By Jane Gervasoni
U.S. Army Public Health Command
ABERDEEN PROVING GROUND, Md., Aug. 30, 2011 - More than 40 years ago, Army 1st Lt. Robert C. Berkshire earned a Bronze Star Medal for valor during his service in Vietnam.
On his way stateside following his Vietnam tour of duty, Berkshire's duffel bag was stolen -- in the duffel bag was his Bronze Star. He never saw his medal again.
After his honorable discharge from the Army in 1971, Berkshire never said anything to his family or friends about the loss of his award. However, about a year ago, the subject of his military career came up while he was talking with David Kurk, a friend and fellow civilian employee in the laboratory at the U.S. Army Public Health Command here.
Berkshire told his friend about the loss of his Bronze Star and showed him the award certificate.

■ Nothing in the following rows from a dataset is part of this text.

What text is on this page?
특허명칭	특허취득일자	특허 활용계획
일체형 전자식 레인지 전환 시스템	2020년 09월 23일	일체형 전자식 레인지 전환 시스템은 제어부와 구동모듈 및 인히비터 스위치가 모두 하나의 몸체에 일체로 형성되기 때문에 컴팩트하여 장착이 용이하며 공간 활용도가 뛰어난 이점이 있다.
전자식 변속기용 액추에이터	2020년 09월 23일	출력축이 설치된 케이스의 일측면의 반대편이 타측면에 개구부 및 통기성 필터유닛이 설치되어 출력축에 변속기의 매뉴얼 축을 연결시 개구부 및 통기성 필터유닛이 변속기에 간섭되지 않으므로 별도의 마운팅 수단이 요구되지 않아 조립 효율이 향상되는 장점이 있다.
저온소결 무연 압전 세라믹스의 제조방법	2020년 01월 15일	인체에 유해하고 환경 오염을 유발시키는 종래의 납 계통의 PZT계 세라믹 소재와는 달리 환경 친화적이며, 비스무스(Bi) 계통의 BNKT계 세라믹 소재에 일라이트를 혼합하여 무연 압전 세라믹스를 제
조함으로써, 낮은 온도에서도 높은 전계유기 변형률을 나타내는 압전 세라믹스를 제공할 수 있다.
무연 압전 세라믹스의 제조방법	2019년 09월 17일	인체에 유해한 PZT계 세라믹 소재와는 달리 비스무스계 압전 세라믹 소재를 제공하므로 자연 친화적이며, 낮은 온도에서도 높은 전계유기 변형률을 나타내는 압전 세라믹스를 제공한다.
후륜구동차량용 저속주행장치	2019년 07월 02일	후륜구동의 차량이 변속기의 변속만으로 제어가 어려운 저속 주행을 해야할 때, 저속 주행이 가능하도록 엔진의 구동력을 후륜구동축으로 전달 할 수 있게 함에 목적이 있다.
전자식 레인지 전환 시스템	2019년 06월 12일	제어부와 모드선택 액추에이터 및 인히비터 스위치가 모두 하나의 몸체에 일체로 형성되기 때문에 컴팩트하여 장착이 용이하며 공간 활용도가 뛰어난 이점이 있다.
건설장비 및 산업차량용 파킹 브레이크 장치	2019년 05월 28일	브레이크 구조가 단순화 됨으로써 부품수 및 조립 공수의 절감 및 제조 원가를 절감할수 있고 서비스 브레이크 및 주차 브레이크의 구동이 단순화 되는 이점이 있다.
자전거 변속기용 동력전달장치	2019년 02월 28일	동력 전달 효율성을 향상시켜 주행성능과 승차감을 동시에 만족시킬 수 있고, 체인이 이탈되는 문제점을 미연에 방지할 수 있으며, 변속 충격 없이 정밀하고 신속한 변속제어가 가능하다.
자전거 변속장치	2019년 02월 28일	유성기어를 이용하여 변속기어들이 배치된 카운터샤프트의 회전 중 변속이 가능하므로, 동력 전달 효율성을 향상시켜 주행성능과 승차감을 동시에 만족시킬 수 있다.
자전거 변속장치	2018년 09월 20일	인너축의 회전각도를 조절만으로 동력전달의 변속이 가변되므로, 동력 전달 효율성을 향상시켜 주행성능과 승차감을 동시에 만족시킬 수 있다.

Berkshire explained that in June 1970 he and his platoon had flanked and destroyed an enemy position. Under heavy enemy fire, he'd also directed a medical evacuation of two wounded platoon members. Kurk was determined to see if he could help his friend be recognized for his heroic actions during the operation in Vietnam and replace his stolen medal.
Working with Berkshire's daughter, Alyson Berkshire, Kurk took action to have his friend recognized.
"No one in the family had heard about Dad's Bronze Star," Alyson said. "My parents have always been my heroes, and I wanted to make sure Dad could be honored as one."
Working with Command Sgt. Maj. Gerald C. Ecker, the Public Health Command's command sergeant major, Alyson and Kurk provided the paperwork necessary to secure a replacement Bronze Star. Lovetta Britton, the command's protocol officer, arranged a surprise award ceremony.
On Aug. 17, Army Brig. Gen. Timothy K. Adams, commander of the Public Health command, hosted the award ceremony to honor Berkshire's heroism. Berkshire was told his daughter was receiving an award, and that he was invited to participate in the ceremony.
During the ceremony, Adams turned to the Army veteran. "I understand you were in the Army and served in Vietnam," he said, "and I heard that you also lost something."
Berkshire, still unaware of the surprise presentation, thought Adams was referring to his recent hip surgery and replied, "Yes, I lost a piece of my hip." Adams then told Berkshire he'd receive a new Bronze Star Medal to replace the one stolen from him more than 40 years before.
"Your service to our country should be remembered and celebrated," Adams said. "It is my privilege to give you this award for your service."
Berkshire said he was stunned by the commander's words and the standing ovation from friends, family and co-workers at the award presentation.
"For you and everyone else to work so hard in replacing the medal that was so precious to me and that I thought I would never see again, I was basically speechless," Berkshire said to the general. "Please accept my deepest gratitude for your gracious act."
Ecker summed up the event's purpose.
"When an act of selfless service to our nation has been fulfilled, it is never too late to render honors and gratitude for the service," he said.